Publié en ligne le 20 mai 2006 -
par Melody Enguix

Les jeunes dont les parents ont eu recours à l’aide sociale sont plus à risque d’en bénéficier à leur tour. Ce qui veut dire qu’une politique qui réduirait la dépendance à l’aide sociale verrait ses bénéfices se multiplier sur plusieurs générations.

On savait déjà que des enfants de parents pauvres avaient plus de chances d’être pauvres à leur tour, mais la transmission de la dépendance à l’aide sociale a aussi une dynamique propre. Tout le travail de Bernard Fortin et ses collègues de l’Université Laval consistait à la quantifier : il fallait donc l’isoler des autres traits qui jouent dans la transmission de la pauvreté, comme le faible niveau scolaire ou le fait de vivre dans un quartier défavorisé.

Pour arrriver à mesurer cela, ils ont étudié le parcours de plus de 17 000 jeunes dont les parents avaient bénéficié de l’aide sociale pendant au moins un mois lorsqu’ils avaient entre 7 et 17 ans.

Plus les parents ont eu recours au programme, plus les enfants le faisaient : « une hausse de 10 % de la participation des parents entraîne en moyenne une hausse de 3 % de la participation du jeune devenu adulte », selon Bernard Fortin. L’influence est particulièrement forte quand l’enfant a entre 7 et 9 ans, puis 16-17 ans.

Cela peut être un effet d’apprentissage. Cela peut aussi venir d’une pression des parents pour que les jeunes s’inscrivent à leur majorité, pour compenser la diminution de l’allocation des parents qui survient alors. Pour l’économiste, ces mécanismes jouent particulièrement à 16-17 ans.

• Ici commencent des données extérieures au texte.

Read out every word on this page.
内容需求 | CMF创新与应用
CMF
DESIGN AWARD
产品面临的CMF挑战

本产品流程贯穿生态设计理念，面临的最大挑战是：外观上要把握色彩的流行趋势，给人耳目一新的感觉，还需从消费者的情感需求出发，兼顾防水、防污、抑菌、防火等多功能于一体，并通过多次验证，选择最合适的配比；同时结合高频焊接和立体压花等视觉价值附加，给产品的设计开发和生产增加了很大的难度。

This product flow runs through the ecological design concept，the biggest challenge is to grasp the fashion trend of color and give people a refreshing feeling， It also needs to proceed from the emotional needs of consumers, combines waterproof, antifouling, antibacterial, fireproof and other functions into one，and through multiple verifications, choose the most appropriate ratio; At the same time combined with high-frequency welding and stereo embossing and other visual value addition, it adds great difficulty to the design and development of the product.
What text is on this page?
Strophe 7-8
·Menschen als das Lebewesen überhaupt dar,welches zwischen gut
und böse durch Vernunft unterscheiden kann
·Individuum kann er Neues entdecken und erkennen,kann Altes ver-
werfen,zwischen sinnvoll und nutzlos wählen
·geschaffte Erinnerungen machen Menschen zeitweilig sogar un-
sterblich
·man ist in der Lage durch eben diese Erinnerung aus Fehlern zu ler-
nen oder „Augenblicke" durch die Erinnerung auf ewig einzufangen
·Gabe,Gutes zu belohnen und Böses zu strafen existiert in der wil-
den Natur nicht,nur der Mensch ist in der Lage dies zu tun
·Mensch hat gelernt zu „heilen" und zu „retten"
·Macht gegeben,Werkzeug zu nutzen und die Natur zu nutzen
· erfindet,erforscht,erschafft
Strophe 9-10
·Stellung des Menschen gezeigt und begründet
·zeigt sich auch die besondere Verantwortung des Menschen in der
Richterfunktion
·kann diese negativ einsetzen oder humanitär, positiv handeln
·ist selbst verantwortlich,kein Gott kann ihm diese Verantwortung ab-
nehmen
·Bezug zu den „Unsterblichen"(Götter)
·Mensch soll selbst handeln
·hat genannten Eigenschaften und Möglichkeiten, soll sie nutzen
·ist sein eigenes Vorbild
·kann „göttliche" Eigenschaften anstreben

Ce peut être enfin un « effet de conformité ». « Les choix des enfants sont en partie structurés par le modèle familial. » Les enfants en auraient une image moins honteuse et y recourraient plus facilement. Ce facteur expliquerait selon lui l’influence supérieure entre 7 et 9 ans : « à cet âge, l’enfant est encore très influencé par le modèle familial, alors qu’il le conteste plus à l’adolescence. »

Un intérêt politique

L’enjeu derrière tous ces calculs est de mesurer l’impact des politiques qui peuvent réduire la dépendance à l’aide sociale. Leurs bénéfices sont en fait doublés, si la réduction chez les parents se répercute chez les enfants. « On fait en quelque sorte d’une pierre deux coups. » Mais cela ne peut fonctionner que si la dépendance des enfants est une conséquence directe de celle des parents et n’est pas simplement due au fait que, comme les parents, ils sont dans une situation particulièrement difficile.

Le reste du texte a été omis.